Like I’ve calmed the surface
of the sea.
Songs: Summer
waves of vibrating sound
crash on a leafy shore;
the insects hug close against
the gold-green trees of summer.
Or they could be thousands
of those rain tubes that you
turn upside down, singing
together in a round.
Tiny weathermen –
seems the louder
they hum, the hotter
it will be. The sound of eternity
breaking from the hot
Earth’s core, gets inside my head
and I hear their mantra
rattling inside everything:
in the air conditioner, the hair dryer
the engine of the car –
I hear them everywhere
they are or are not,
like the way I could see only
shark’s teeth when I closed my eyes,
after searching at the beach.
Heavenly Day
(That is a great song by Patti Griffin, by the way).
When I stepped out my front door at 6:45 this morning, it was raining. But it was so gorgeously warm and balmy. It was one of just a few times where I’ve stepped into darkness and felt totally comfortable. Usually, the dark scares me — that fear of the unseen. This morning, though, felt like the time I was in the Caribbean.
We stepped into the ocean and it was clear and blue and warm and the French couple we met — the guy — described it as the only time he’d been swimming in the ocean when he felt “no hesitation.” That’s how I felt this morning. I stepped into the warm wet darkness like I had stepped into the ocean: with no hesitation.
The tall tree in front of me opened thousands of its white flowers in my face and all the birds were singing and singing. Was it a bright and sunny afternoon? No. Was it beautiful? Yes.
Magnetic Poetry
When I lived in Utah, I had a friend who had magnetic poetry on her fridge. She always had the best poems stuck up there! She was a very neat and creative lady. When I moved back home after my year of service on the Reservation, J. and I got a box of the magnetic words for our fridge.
I was not nearly as prolific a fridge poet as I would have hoped, but I did have two little ones up for over a year. My daughter loves to pull the letters down and hide them in secret places around the house, so the magnetic poetry is on its last legs.
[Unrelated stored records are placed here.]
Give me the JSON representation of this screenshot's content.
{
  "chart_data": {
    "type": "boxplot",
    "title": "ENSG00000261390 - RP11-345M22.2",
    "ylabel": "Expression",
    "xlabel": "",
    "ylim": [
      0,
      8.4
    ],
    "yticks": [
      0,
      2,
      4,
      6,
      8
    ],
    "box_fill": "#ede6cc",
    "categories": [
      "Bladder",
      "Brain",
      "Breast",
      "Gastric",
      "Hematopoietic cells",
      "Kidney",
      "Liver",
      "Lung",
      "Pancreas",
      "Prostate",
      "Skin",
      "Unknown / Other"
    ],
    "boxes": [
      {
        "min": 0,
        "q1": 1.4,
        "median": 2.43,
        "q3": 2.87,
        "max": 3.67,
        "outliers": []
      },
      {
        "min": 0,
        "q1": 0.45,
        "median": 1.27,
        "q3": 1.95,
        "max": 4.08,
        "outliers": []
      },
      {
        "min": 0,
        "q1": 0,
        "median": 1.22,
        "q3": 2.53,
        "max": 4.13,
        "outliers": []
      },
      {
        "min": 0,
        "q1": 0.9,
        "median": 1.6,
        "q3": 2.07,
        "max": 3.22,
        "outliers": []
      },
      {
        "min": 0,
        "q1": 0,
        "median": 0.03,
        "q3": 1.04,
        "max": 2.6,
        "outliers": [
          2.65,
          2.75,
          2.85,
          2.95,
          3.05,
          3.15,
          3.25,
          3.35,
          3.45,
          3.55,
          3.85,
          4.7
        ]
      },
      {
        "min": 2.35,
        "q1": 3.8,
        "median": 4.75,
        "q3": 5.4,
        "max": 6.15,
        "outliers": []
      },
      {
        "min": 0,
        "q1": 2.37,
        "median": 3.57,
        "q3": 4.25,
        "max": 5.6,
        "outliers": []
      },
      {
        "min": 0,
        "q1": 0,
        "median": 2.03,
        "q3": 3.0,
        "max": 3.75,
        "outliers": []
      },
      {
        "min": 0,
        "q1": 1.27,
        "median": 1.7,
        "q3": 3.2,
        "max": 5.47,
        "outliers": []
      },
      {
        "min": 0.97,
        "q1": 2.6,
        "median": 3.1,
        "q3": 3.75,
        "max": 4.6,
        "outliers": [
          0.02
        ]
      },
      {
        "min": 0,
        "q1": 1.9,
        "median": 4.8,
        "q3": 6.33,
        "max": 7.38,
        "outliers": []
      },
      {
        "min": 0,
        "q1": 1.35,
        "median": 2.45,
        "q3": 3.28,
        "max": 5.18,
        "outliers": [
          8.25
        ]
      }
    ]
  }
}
I have grown accustomed to reading the two poems every day, and however unimpressive they may be, they are words I am used to seeing and I don’t want to forget them after everything is back in a little box. The first is good for the season:
rhythm
kiss as always
the eternally
young
season:
spring.
And the second:
Father mother
baby daughter
heart ocean
surrounds.
Leaving the Island
I carried my daughter out onto our balcony to say goodbye to the ocean at 6:30 in the morning, before we got in the car for the longest drive in the world. It was still dark and the water was so quiet that I told her the ocean was still asleep.
She said, “And he takes his blankie and lays down his little ocean head on his little ocean pillow…”
Goodbye Cedar Key!
two year old sees an egret
White egret
standing in the water
looks like the crests of the waves
breaking around him.
The stormy air still thick
the egret flies away
my daughter says,
“Look at the bird
swimmin’ through
the air.”
Ceremony
Closing my eyes on the couch
in the house above the ocean,
I heard what I imagined was a woman
shaking out the laundry
to hang it on a line.
Wet clothes smacked the air;
I was dozing and dreaming
of this woman working.
I saw her behind closed eyelids:
hair pulled back but flying away
in the salty air, red
and yellow shirts, blue jeans
kept slapping, slapping
as she shook them out.
Finally getting up to see,
I leaned against the rail of my balcony.
Ten pelicans sat like fat footballs
on the calm water below;
they were taking turns
smacking their wings with purpose
against the ocean’s face.
One set off the next, and they beat
their wings on water.
Until eventually: they pumped their feet
against the soft runway,
and then they flew away.
Pelicans of Cedar Key
I just watched thirty pelicans fly by my open balcony doors!
I think the birds are starting to come back to the area to nest on the protected island nearby where people are not allowed and where there is a rookery. We boated out there a few days ago, but the birds had not arrived yet.
Seeing the group fly by just now was spectacular, though, and I can only imagine what the skies are like in a few weeks.